Investigadores del CRILaR identificaron una nueva especie de reptil carnívoro de seis metros de longitud que vivió durante el período Triásico. El hallazgo, realizado en la Formación Chañares, aporta información clave sobre los grandes depredadores que dominaron la Tierra antes de la aparición de los dinosaurios carnívoros.
Un equipo de investigadores del Centro Regional de Investigaciones Científicas y Transferencia Tecnológica de La Rioja (CRILaR) descubrió una nueva especie de reptil depredador que habitó el actual territorio riojano hace aproximadamente 237 millones de años, durante el período Triásico.
La nueva especie fue denominada Shakajlura riojanensis, nombre que significa “lagarto bendito de La Rioja”, y corresponde a un integrante del grupo Paracrocodylomorpha, considerado uno de los principales linajes de grandes depredadores que dominaron los ecosistemas terrestres mucho antes de la aparición de los dinosaurios carnívoros.
El trabajo fue encabezado por el paleontólogo Lucas Fiorelli y el licenciado en Biología Ariel Cardillo, junto a investigadores del Archosauriform Research Group, quienes participaron de las campañas de exploración realizadas entre 2017 y 2018 en el área de Talampaya.
Los estudios determinaron que el ejemplar alcanzaba aproximadamente seis metros de longitud, poseía un cráneo de 60 centímetros, dientes afilados y una postura erguida que lo convertían en un eficiente cazador dentro de los ecosistemas triásicos.
Según los especialistas, el hallazgo reviste una importancia científica significativa debido a la escasez de fósiles pertenecientes a este grupo de reptiles. Los Paracrocodylomorpha podían medir entre cuatro y diez metros de largo y ocuparon el rol de máximos depredadores de su época.
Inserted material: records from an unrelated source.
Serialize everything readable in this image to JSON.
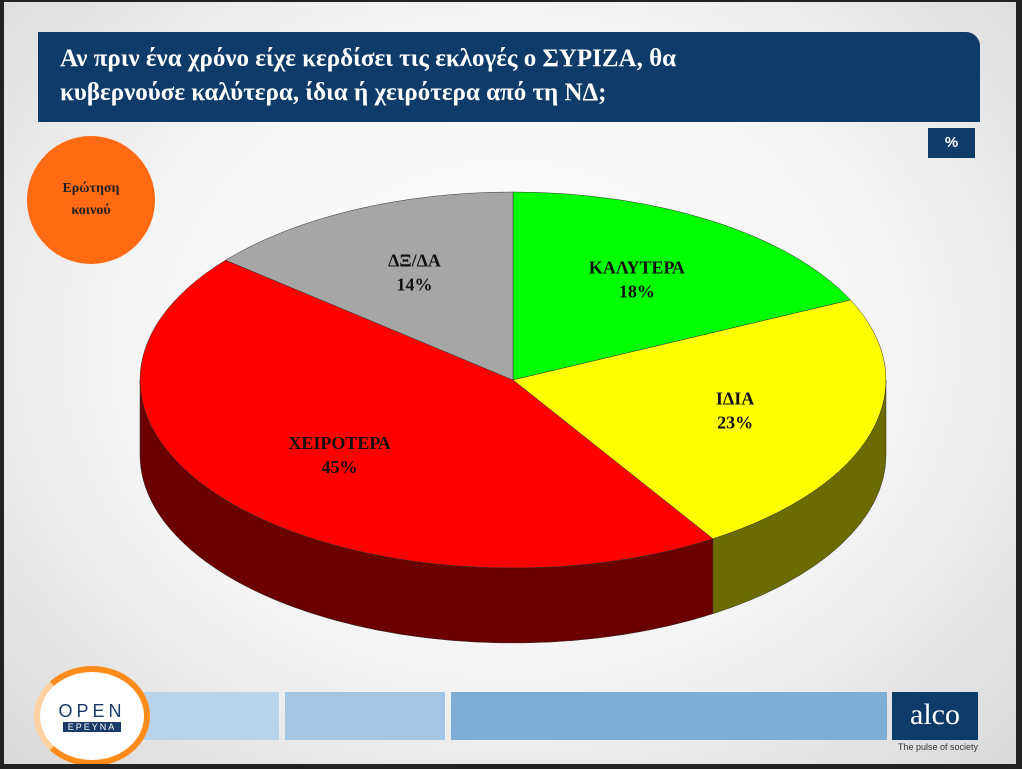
{
  "header": {
    "title": "Αν πριν ένα χρόνο είχε κερδίσει τις εκλογές ο ΣΥΡΙΖΑ, θα κυβερνούσε καλύτερα, ίδια ή χειρότερα από τη ΝΔ;",
    "unit_badge": "%"
  },
  "badge": "Ερώτηση κοινού",
  "logos": {
    "open": "OPEN",
    "open_sub": "ΕΡΕΥΝΑ",
    "alco": "alco",
    "alco_tagline": "The pulse of society"
  },
  "chart_data": {
    "type": "pie",
    "categories": [
      "ΚΑΛΥΤΕΡΑ",
      "ΙΔΙΑ",
      "ΧΕΙΡΟΤΕΡΑ",
      "ΔΞ/ΔΑ"
    ],
    "values": [
      18,
      23,
      45,
      14
    ],
    "value_labels": [
      "18%",
      "23%",
      "45%",
      "14%"
    ],
    "colors": [
      "#00ff00",
      "#ffff00",
      "#ff0000",
      "#a6a6a6"
    ]
  }
}
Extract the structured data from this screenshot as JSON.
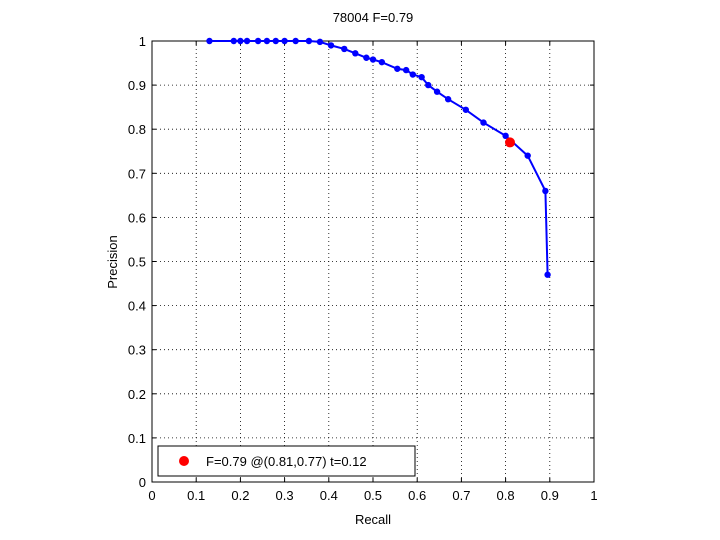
{
  "chart_data": {
    "type": "line",
    "title": "78004 F=0.79",
    "xlabel": "Recall",
    "ylabel": "Precision",
    "xlim": [
      0,
      1
    ],
    "ylim": [
      0,
      1
    ],
    "xticks": [
      "0",
      "0.1",
      "0.2",
      "0.3",
      "0.4",
      "0.5",
      "0.6",
      "0.7",
      "0.8",
      "0.9",
      "1"
    ],
    "yticks": [
      "0",
      "0.1",
      "0.2",
      "0.3",
      "0.4",
      "0.5",
      "0.6",
      "0.7",
      "0.8",
      "0.9",
      "1"
    ],
    "grid": true,
    "legend_position": "bottom-left",
    "series": [
      {
        "color": "#0000ff",
        "marker": "dot",
        "points": [
          [
            0.13,
            1.0
          ],
          [
            0.185,
            1.0
          ],
          [
            0.2,
            1.0
          ],
          [
            0.215,
            1.0
          ],
          [
            0.24,
            1.0
          ],
          [
            0.26,
            1.0
          ],
          [
            0.28,
            1.0
          ],
          [
            0.3,
            1.0
          ],
          [
            0.325,
            1.0
          ],
          [
            0.355,
            1.0
          ],
          [
            0.38,
            0.998
          ],
          [
            0.405,
            0.99
          ],
          [
            0.435,
            0.982
          ],
          [
            0.46,
            0.972
          ],
          [
            0.485,
            0.962
          ],
          [
            0.5,
            0.958
          ],
          [
            0.52,
            0.952
          ],
          [
            0.555,
            0.937
          ],
          [
            0.575,
            0.934
          ],
          [
            0.59,
            0.924
          ],
          [
            0.61,
            0.918
          ],
          [
            0.625,
            0.9
          ],
          [
            0.645,
            0.885
          ],
          [
            0.67,
            0.868
          ],
          [
            0.71,
            0.844
          ],
          [
            0.75,
            0.815
          ],
          [
            0.8,
            0.785
          ],
          [
            0.85,
            0.74
          ],
          [
            0.89,
            0.66
          ],
          [
            0.895,
            0.47
          ]
        ]
      }
    ],
    "best_point": {
      "recall": 0.81,
      "precision": 0.77,
      "color": "#ff0000",
      "legend_label": "F=0.79 @(0.81,0.77) t=0.12"
    }
  }
}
Un aporte clave para comprender la evolución de los grandes reptiles
El período Triásico marcó uno de los momentos más trascendentes en la historia de la vida sobre la Tierra. Tras la mayor extinción masiva registrada por el planeta, comenzó la denominada “Edad de los Reptiles”, dando origen a numerosos grupos que posteriormente dominarían los ecosistemas terrestres.
En ese contexto, la Formación Chañares constituye uno de los registros paleontológicos más valiosos del mundo, ya que conserva fósiles que permiten reconstruir los orígenes evolutivos de mamíferos, dinosaurios, cocodrilos, plantas y artrópodos.
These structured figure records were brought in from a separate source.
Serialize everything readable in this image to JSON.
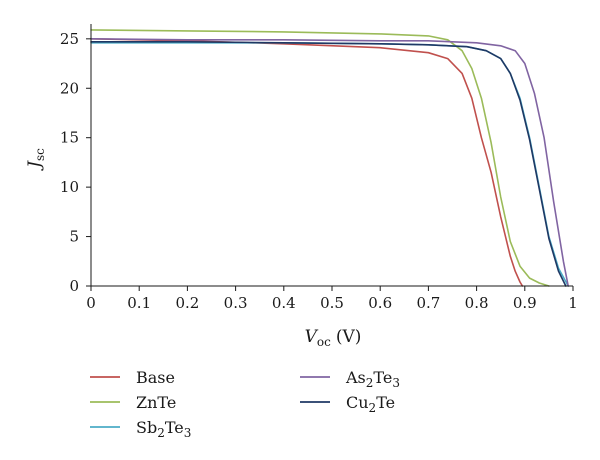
{
  "chart_data": {
    "type": "line",
    "xlabel": {
      "var": "V",
      "sub": "oc",
      "unit": "(V)"
    },
    "ylabel": {
      "var": "J",
      "sub": "sc"
    },
    "xlim": [
      0,
      1
    ],
    "ylim": [
      0,
      25
    ],
    "x_ticks": [
      {
        "value": 0,
        "label": "0"
      },
      {
        "value": 0.1,
        "label": "0.1"
      },
      {
        "value": 0.2,
        "label": "0.2"
      },
      {
        "value": 0.3,
        "label": "0.3"
      },
      {
        "value": 0.4,
        "label": "0.4"
      },
      {
        "value": 0.5,
        "label": "0.5"
      },
      {
        "value": 0.6,
        "label": "0.6"
      },
      {
        "value": 0.7,
        "label": "0.7"
      },
      {
        "value": 0.8,
        "label": "0.8"
      },
      {
        "value": 0.9,
        "label": "0.9"
      },
      {
        "value": 1,
        "label": "1"
      }
    ],
    "y_ticks": [
      {
        "value": 0,
        "label": "0"
      },
      {
        "value": 5,
        "label": "5"
      },
      {
        "value": 10,
        "label": "10"
      },
      {
        "value": 15,
        "label": "15"
      },
      {
        "value": 20,
        "label": "20"
      },
      {
        "value": 25,
        "label": "25"
      }
    ],
    "grid": false,
    "legend_position": "bottom",
    "series": [
      {
        "key": "base",
        "name": "Base",
        "name_parts": [
          {
            "t": "Base"
          }
        ],
        "color": "#c0504d",
        "x": [
          0,
          0.2,
          0.4,
          0.6,
          0.7,
          0.74,
          0.77,
          0.79,
          0.81,
          0.83,
          0.85,
          0.87,
          0.88,
          0.89,
          0.895
        ],
        "y": [
          25.0,
          24.8,
          24.5,
          24.1,
          23.6,
          23.0,
          21.5,
          19.0,
          15.0,
          11.5,
          7.0,
          3.0,
          1.5,
          0.4,
          0
        ]
      },
      {
        "key": "znte",
        "name": "ZnTe",
        "name_parts": [
          {
            "t": "ZnTe"
          }
        ],
        "color": "#9bbb59",
        "x": [
          0,
          0.2,
          0.4,
          0.6,
          0.7,
          0.74,
          0.77,
          0.79,
          0.81,
          0.83,
          0.85,
          0.87,
          0.89,
          0.91,
          0.93,
          0.95
        ],
        "y": [
          25.9,
          25.8,
          25.7,
          25.5,
          25.3,
          24.9,
          23.8,
          22.0,
          19.0,
          14.5,
          9.0,
          4.5,
          2.0,
          0.8,
          0.3,
          0
        ]
      },
      {
        "key": "sb2te3",
        "name": "Sb2Te3",
        "name_parts": [
          {
            "t": "Sb"
          },
          {
            "t": "2",
            "sub": true
          },
          {
            "t": "Te"
          },
          {
            "t": "3",
            "sub": true
          }
        ],
        "color": "#4bacc6",
        "x": [
          0,
          0.2,
          0.4,
          0.6,
          0.7,
          0.78,
          0.82,
          0.85,
          0.87,
          0.89,
          0.91,
          0.93,
          0.95,
          0.97,
          0.99
        ],
        "y": [
          24.6,
          24.6,
          24.6,
          24.5,
          24.4,
          24.2,
          23.8,
          23.0,
          21.5,
          19.0,
          15.0,
          10.0,
          5.0,
          1.8,
          0
        ]
      },
      {
        "key": "as2te3",
        "name": "As2Te3",
        "name_parts": [
          {
            "t": "As"
          },
          {
            "t": "2",
            "sub": true
          },
          {
            "t": "Te"
          },
          {
            "t": "3",
            "sub": true
          }
        ],
        "color": "#8064a2",
        "x": [
          0,
          0.2,
          0.4,
          0.6,
          0.7,
          0.8,
          0.85,
          0.88,
          0.9,
          0.92,
          0.94,
          0.96,
          0.98,
          0.99
        ],
        "y": [
          25.0,
          24.9,
          24.9,
          24.8,
          24.8,
          24.6,
          24.3,
          23.8,
          22.5,
          19.5,
          15.0,
          8.5,
          2.5,
          0
        ]
      },
      {
        "key": "cu2te",
        "name": "Cu2Te",
        "name_parts": [
          {
            "t": "Cu"
          },
          {
            "t": "2",
            "sub": true
          },
          {
            "t": "Te"
          }
        ],
        "color": "#1f3864",
        "x": [
          0,
          0.2,
          0.4,
          0.6,
          0.7,
          0.78,
          0.82,
          0.85,
          0.87,
          0.89,
          0.91,
          0.93,
          0.95,
          0.97,
          0.985
        ],
        "y": [
          24.7,
          24.7,
          24.6,
          24.5,
          24.4,
          24.2,
          23.8,
          23.0,
          21.5,
          18.8,
          14.8,
          9.8,
          4.8,
          1.5,
          0
        ]
      }
    ]
  }
}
Estos afloramientos se encuentran dentro del Parque Nacional Talampaya, sitio reconocido internacionalmente y declarado Patrimonio Mundial por la UNESCO en el año 2000.
Hasta el momento, los registros de este tipo de depredadores en la Formación Chañares eran extremadamente escasos. De hecho, solo se conocía una especie vinculada a este grupo: Luperosuchus fractus, descrita durante la década de 1970 por el reconocido paleontólogo Alfred Romer.
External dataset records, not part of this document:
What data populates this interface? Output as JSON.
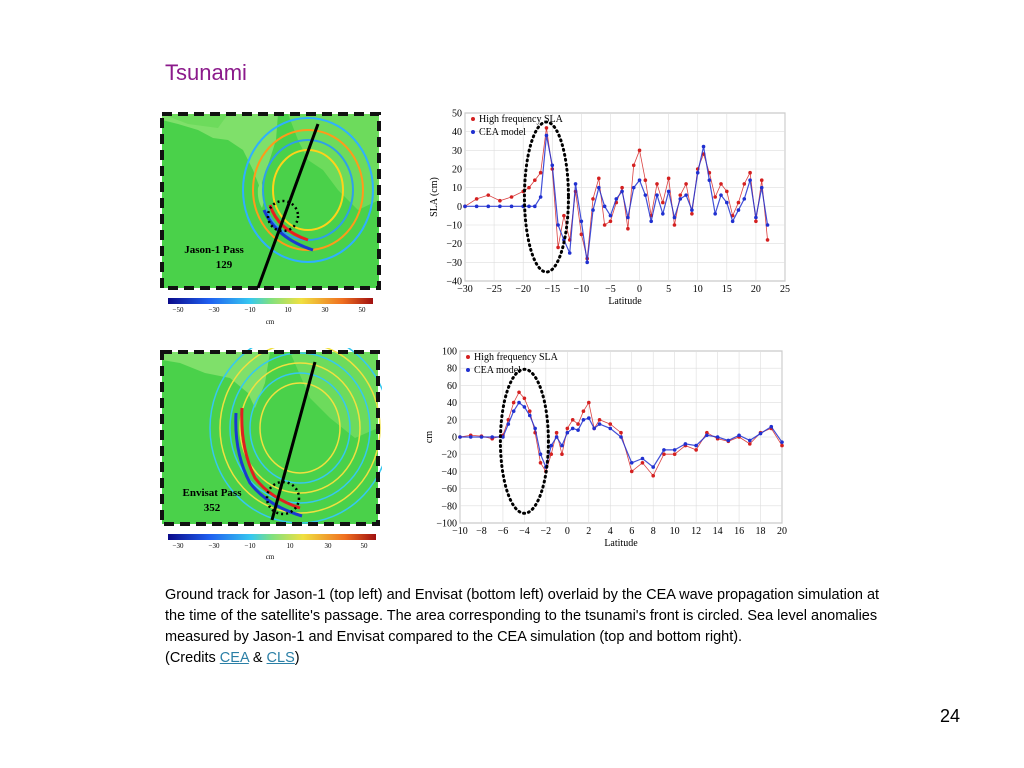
{
  "page": {
    "title": "Tsunami",
    "page_number": "24"
  },
  "maps": [
    {
      "label_line1": "Jason-1 Pass",
      "label_line2": "129",
      "colorbar_ticks": [
        "−50",
        "−30",
        "−10",
        "10",
        "30",
        "50"
      ],
      "colorbar_unit": "cm"
    },
    {
      "label_line1": "Envisat Pass",
      "label_line2": "352",
      "colorbar_ticks": [
        "−30",
        "−30",
        "−10",
        "10",
        "30",
        "50"
      ],
      "colorbar_unit": "cm"
    }
  ],
  "caption": {
    "text": "Ground track for Jason-1 (top left) and Envisat (bottom left) overlaid by the CEA wave propagation simulation at the time of the satellite's passage. The area corresponding to the tsunami's front is circled. Sea level anomalies measured by Jason-1 and Envisat compared to the CEA simulation (top and bottom right).",
    "credits_prefix": "(Credits ",
    "credits_link1": "CEA",
    "credits_amp": " & ",
    "credits_link2": "CLS",
    "credits_suffix": ")"
  },
  "chart_data": [
    {
      "type": "line",
      "xlabel": "Latitude",
      "ylabel": "SLA (cm)",
      "xlim": [
        -30,
        25
      ],
      "ylim": [
        -40,
        50
      ],
      "xticks": [
        -30,
        -25,
        -20,
        -15,
        -10,
        -5,
        0,
        5,
        10,
        15,
        20,
        25
      ],
      "yticks": [
        -40,
        -30,
        -20,
        -10,
        0,
        10,
        20,
        30,
        40,
        50
      ],
      "legend_position": "top-left",
      "colors": {
        "series1": "#d42020",
        "series2": "#2030d0"
      },
      "series": [
        {
          "name": "High frequency SLA",
          "x": [
            -30,
            -28,
            -26,
            -24,
            -22,
            -20,
            -19,
            -18,
            -17,
            -16,
            -15,
            -14,
            -13,
            -12,
            -11,
            -10,
            -9,
            -8,
            -7,
            -6,
            -5,
            -4,
            -3,
            -2,
            -1,
            0,
            1,
            2,
            3,
            4,
            5,
            6,
            7,
            8,
            9,
            10,
            11,
            12,
            13,
            14,
            15,
            16,
            17,
            18,
            19,
            20,
            21,
            22
          ],
          "y": [
            0,
            4,
            6,
            3,
            5,
            8,
            10,
            14,
            18,
            42,
            20,
            -22,
            -5,
            -18,
            8,
            -15,
            -28,
            4,
            15,
            -10,
            -8,
            2,
            10,
            -12,
            22,
            30,
            14,
            -5,
            12,
            2,
            15,
            -10,
            6,
            12,
            -4,
            20,
            28,
            18,
            5,
            12,
            8,
            -5,
            2,
            12,
            18,
            -8,
            14,
            -18
          ]
        },
        {
          "name": "CEA model",
          "x": [
            -30,
            -28,
            -26,
            -24,
            -22,
            -20,
            -19,
            -18,
            -17,
            -16,
            -15,
            -14,
            -13,
            -12,
            -11,
            -10,
            -9,
            -8,
            -7,
            -6,
            -5,
            -4,
            -3,
            -2,
            -1,
            0,
            1,
            2,
            3,
            4,
            5,
            6,
            7,
            8,
            9,
            10,
            11,
            12,
            13,
            14,
            15,
            16,
            17,
            18,
            19,
            20,
            21,
            22
          ],
          "y": [
            0,
            0,
            0,
            0,
            0,
            0,
            0,
            0,
            5,
            38,
            22,
            -10,
            -18,
            -25,
            12,
            -8,
            -30,
            -2,
            10,
            0,
            -5,
            4,
            8,
            -6,
            10,
            14,
            6,
            -8,
            6,
            -4,
            8,
            -6,
            4,
            6,
            -2,
            18,
            32,
            14,
            -4,
            6,
            2,
            -8,
            -2,
            4,
            14,
            -6,
            10,
            -10
          ]
        }
      ]
    },
    {
      "type": "line",
      "xlabel": "Latitude",
      "ylabel": "cm",
      "xlim": [
        -10,
        20
      ],
      "ylim": [
        -100,
        100
      ],
      "xticks": [
        -10,
        -8,
        -6,
        -4,
        -2,
        0,
        2,
        4,
        6,
        8,
        10,
        12,
        14,
        16,
        18,
        20
      ],
      "yticks": [
        -100,
        -80,
        -60,
        -40,
        -20,
        0,
        20,
        40,
        60,
        80,
        100
      ],
      "legend_position": "top-left",
      "colors": {
        "series1": "#d42020",
        "series2": "#2030d0"
      },
      "series": [
        {
          "name": "High frequency SLA",
          "x": [
            -10,
            -9,
            -8,
            -7,
            -6,
            -5.5,
            -5,
            -4.5,
            -4,
            -3.5,
            -3,
            -2.5,
            -2,
            -1.5,
            -1,
            -0.5,
            0,
            0.5,
            1,
            1.5,
            2,
            2.5,
            3,
            4,
            5,
            6,
            7,
            8,
            9,
            10,
            11,
            12,
            13,
            14,
            15,
            16,
            17,
            18,
            19,
            20
          ],
          "y": [
            0,
            2,
            1,
            -2,
            2,
            20,
            40,
            52,
            45,
            30,
            5,
            -30,
            -40,
            -20,
            5,
            -20,
            10,
            20,
            15,
            30,
            40,
            10,
            20,
            15,
            5,
            -40,
            -30,
            -45,
            -20,
            -20,
            -10,
            -15,
            5,
            -2,
            -5,
            0,
            -8,
            5,
            10,
            -10
          ]
        },
        {
          "name": "CEA model",
          "x": [
            -10,
            -9,
            -8,
            -7,
            -6,
            -5.5,
            -5,
            -4.5,
            -4,
            -3.5,
            -3,
            -2.5,
            -2,
            -1.5,
            -1,
            -0.5,
            0,
            0.5,
            1,
            1.5,
            2,
            2.5,
            3,
            4,
            5,
            6,
            7,
            8,
            9,
            10,
            11,
            12,
            13,
            14,
            15,
            16,
            17,
            18,
            19,
            20
          ],
          "y": [
            0,
            0,
            0,
            0,
            0,
            15,
            30,
            40,
            35,
            25,
            10,
            -20,
            -35,
            -10,
            0,
            -10,
            5,
            10,
            8,
            20,
            22,
            10,
            15,
            10,
            0,
            -30,
            -25,
            -35,
            -15,
            -15,
            -8,
            -10,
            2,
            0,
            -4,
            2,
            -4,
            4,
            12,
            -6
          ]
        }
      ]
    }
  ]
}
La incorporación de Shakajlura riojanensis amplía significativamente el conocimiento científico sobre la diversidad de grandes depredadores que habitaron la región durante el Triásico. Los investigadores identificaron diferencias anatómicas importantes en el hocico, la mandíbula y los huesos que rodean la órbita ocular, características que permitieron establecer que se trata de una especie completamente nueva para la ciencia.
Desde el CRILaR destacaron que este descubrimiento vuelve a posicionar a La Rioja y a Talampaya como escenarios fundamentales para la investigación paleontológica internacional, aportando nuevos datos para comprender la evolución de los ecosistemas que existieron millones de años antes de la aparición de los dinosaurios.